Track two, "A Kis Hos," is a shorter mood piece that serves up more cello, some nice female vocals, tasteful viola, and some male vocals that are reminiscent of monastic chanting.

The third track, the aptly-named "Nokturn," is another shorter number that showcases a somewhat mournful keyboard, a solo male voice, and a bassoon. Guaranteed to restore jangled nerves, and set you gently adrift upon sublime seas of slumber or contemplative meditation; the only fault I can find with this one is its just under two-minute duration -- too soon to be torn from the comforting arms of Morpheus!

"Megalazottak Es Megszomoritottak," at a trifle less than twelve minutes, is another longer, fully-realized suite, and the most varied offering of the session. An opening, up-tempo section contrasts with a second of sad, stark beauty, and the masterful, sparing use of snare, trumpet and piano once more hearken back to the prettier moments of KC's ISLANDS. (Sorry to repeat myself, but for me, at least, the musical kinship is obvious, and welcome.)

The final song, "Vegul," is yet another only-too-brief offering that starts off with a lonely viola, before an exotic Middle-Eastern flavour is imparted, courtesy of an acoustic bass. Next come some jazzily-soloing drums, and a gentle synth fadeout that brings our Hungarian journey to a close, but leaves me longing to return to After Crying's magical musical realm.

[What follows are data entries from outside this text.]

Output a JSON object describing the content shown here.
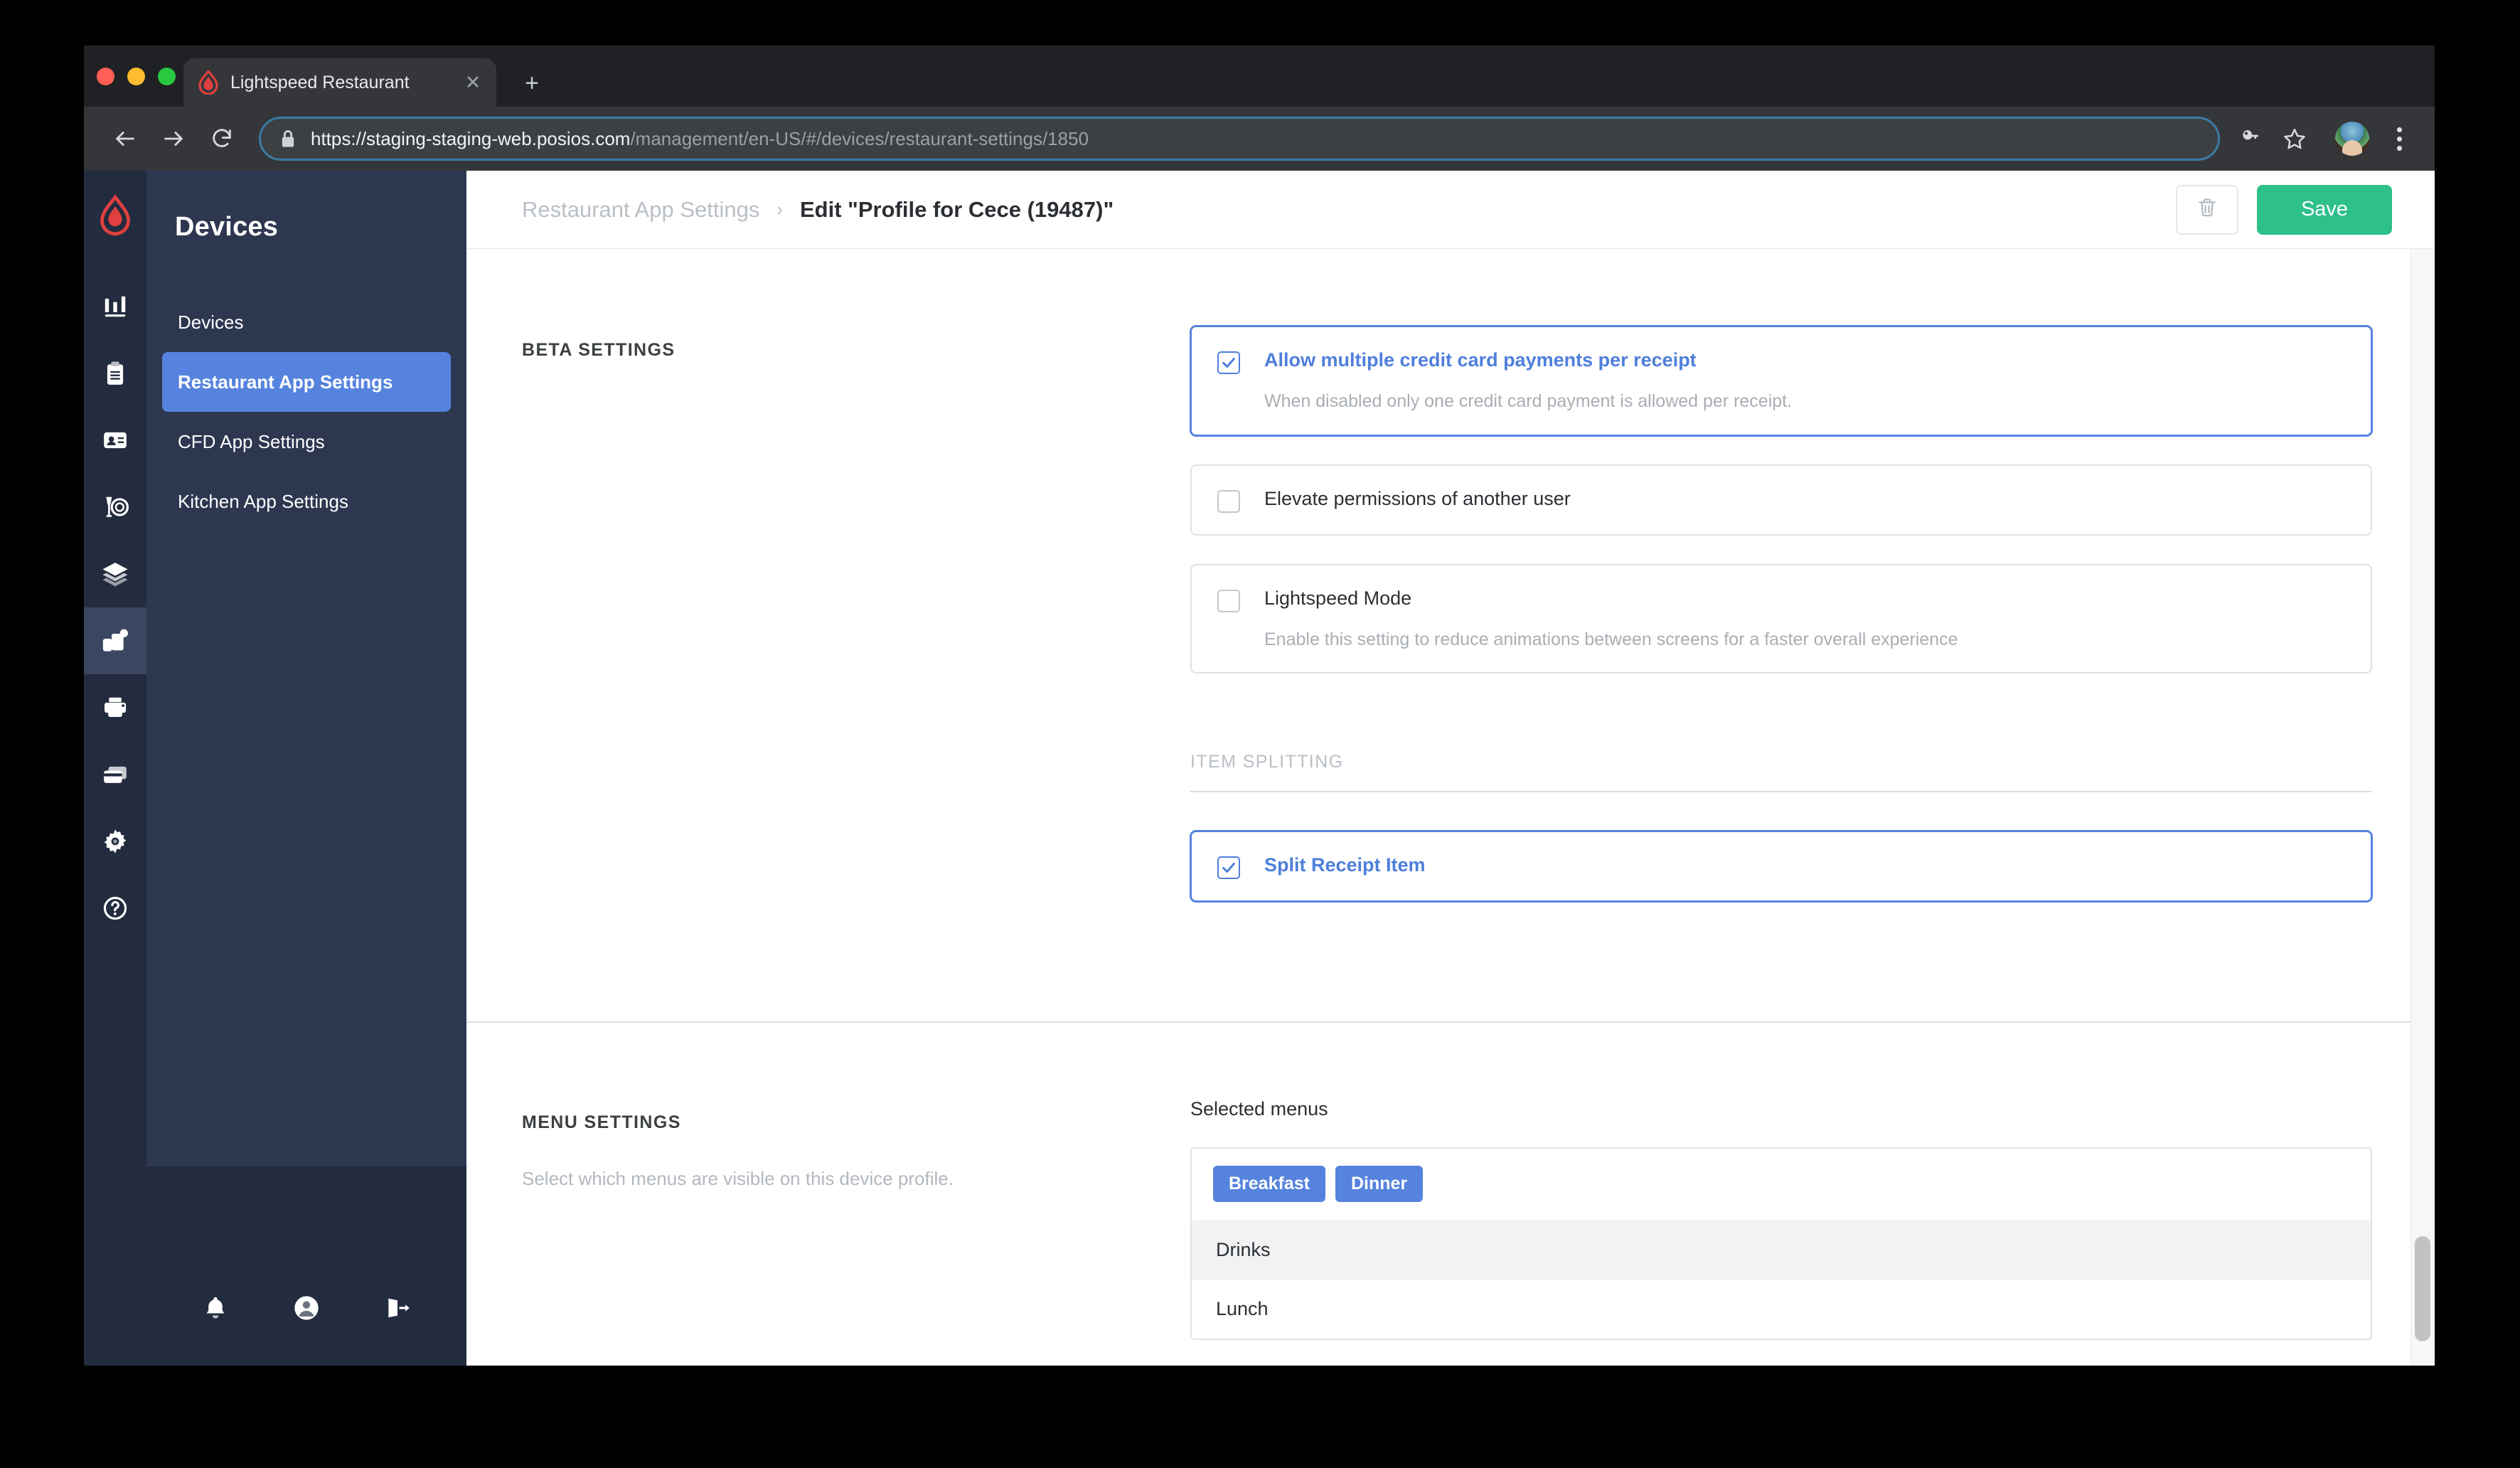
{
  "browser": {
    "tab_title": "Lightspeed Restaurant",
    "tab_close_glyph": "✕",
    "new_tab_glyph": "+",
    "url_strong": "https://staging-staging-web.posios.com",
    "url_path": "/management/en-US/#/devices/restaurant-settings/1850",
    "icons": {
      "back": "back-arrow-icon",
      "forward": "forward-arrow-icon",
      "reload": "reload-icon",
      "lock": "lock-icon",
      "password_key": "key-icon",
      "bookmark": "star-icon",
      "profile": "profile-avatar-icon",
      "menu": "kebab-menu-icon"
    }
  },
  "sidebar": {
    "title": "Devices",
    "rail_items": [
      {
        "name": "reports-icon",
        "active": false
      },
      {
        "name": "clipboard-icon",
        "active": false
      },
      {
        "name": "customer-card-icon",
        "active": false
      },
      {
        "name": "glass-plate-icon",
        "active": false
      },
      {
        "name": "layers-icon",
        "active": false
      },
      {
        "name": "devices-icon",
        "active": true
      },
      {
        "name": "printer-icon",
        "active": false
      },
      {
        "name": "payment-card-icon",
        "active": false
      },
      {
        "name": "gear-icon",
        "active": false
      },
      {
        "name": "help-circle-icon",
        "active": false
      }
    ],
    "items": [
      {
        "label": "Devices",
        "active": false
      },
      {
        "label": "Restaurant App Settings",
        "active": true
      },
      {
        "label": "CFD App Settings",
        "active": false
      },
      {
        "label": "Kitchen App Settings",
        "active": false
      }
    ],
    "store_icon": "store-icon",
    "footer_icons": [
      {
        "name": "bell-icon"
      },
      {
        "name": "user-avatar-icon"
      },
      {
        "name": "logout-icon"
      }
    ]
  },
  "header": {
    "breadcrumb_parent": "Restaurant App Settings",
    "breadcrumb_separator": "›",
    "breadcrumb_current": "Edit \"Profile for Cece (19487)\"",
    "delete_icon": "trash-icon",
    "save_label": "Save"
  },
  "beta_settings": {
    "label": "BETA SETTINGS",
    "cards": [
      {
        "label": "Allow multiple credit card payments per receipt",
        "description": "When disabled only one credit card payment is allowed per receipt.",
        "checked": true,
        "highlighted": true
      },
      {
        "label": "Elevate permissions of another user",
        "description": "",
        "checked": false,
        "highlighted": false
      },
      {
        "label": "Lightspeed Mode",
        "description": "Enable this setting to reduce animations between screens for a faster overall experience",
        "checked": false,
        "highlighted": false
      }
    ]
  },
  "item_splitting": {
    "label": "ITEM SPLITTING",
    "cards": [
      {
        "label": "Split Receipt Item",
        "description": "",
        "checked": true,
        "highlighted": true
      }
    ]
  },
  "menu_settings": {
    "label": "MENU SETTINGS",
    "description": "Select which menus are visible on this device profile.",
    "selected_menus_label": "Selected menus",
    "chips": [
      "Breakfast",
      "Dinner"
    ],
    "options": [
      {
        "label": "Drinks",
        "hovered": true
      },
      {
        "label": "Lunch",
        "hovered": false
      }
    ]
  },
  "colors": {
    "accent_blue": "#5583dd",
    "save_green": "#2ec08b",
    "sidebar_dark": "#232b3e",
    "sidebar_panel": "#2e3750",
    "brand_red": "#e0403f"
  }
}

A truly superb disc! I award it four well-justified stars -- only withholding the fifth because of the almost jarring briefness of three of the five tracks. No, this will not appeal to everyone -- adherents of "progressive metal," in particular, should probably stay away (they'd likely find it "boring") -- but all others with a taste for the beautiful and exotic are strongly urged to check this one out. I love it!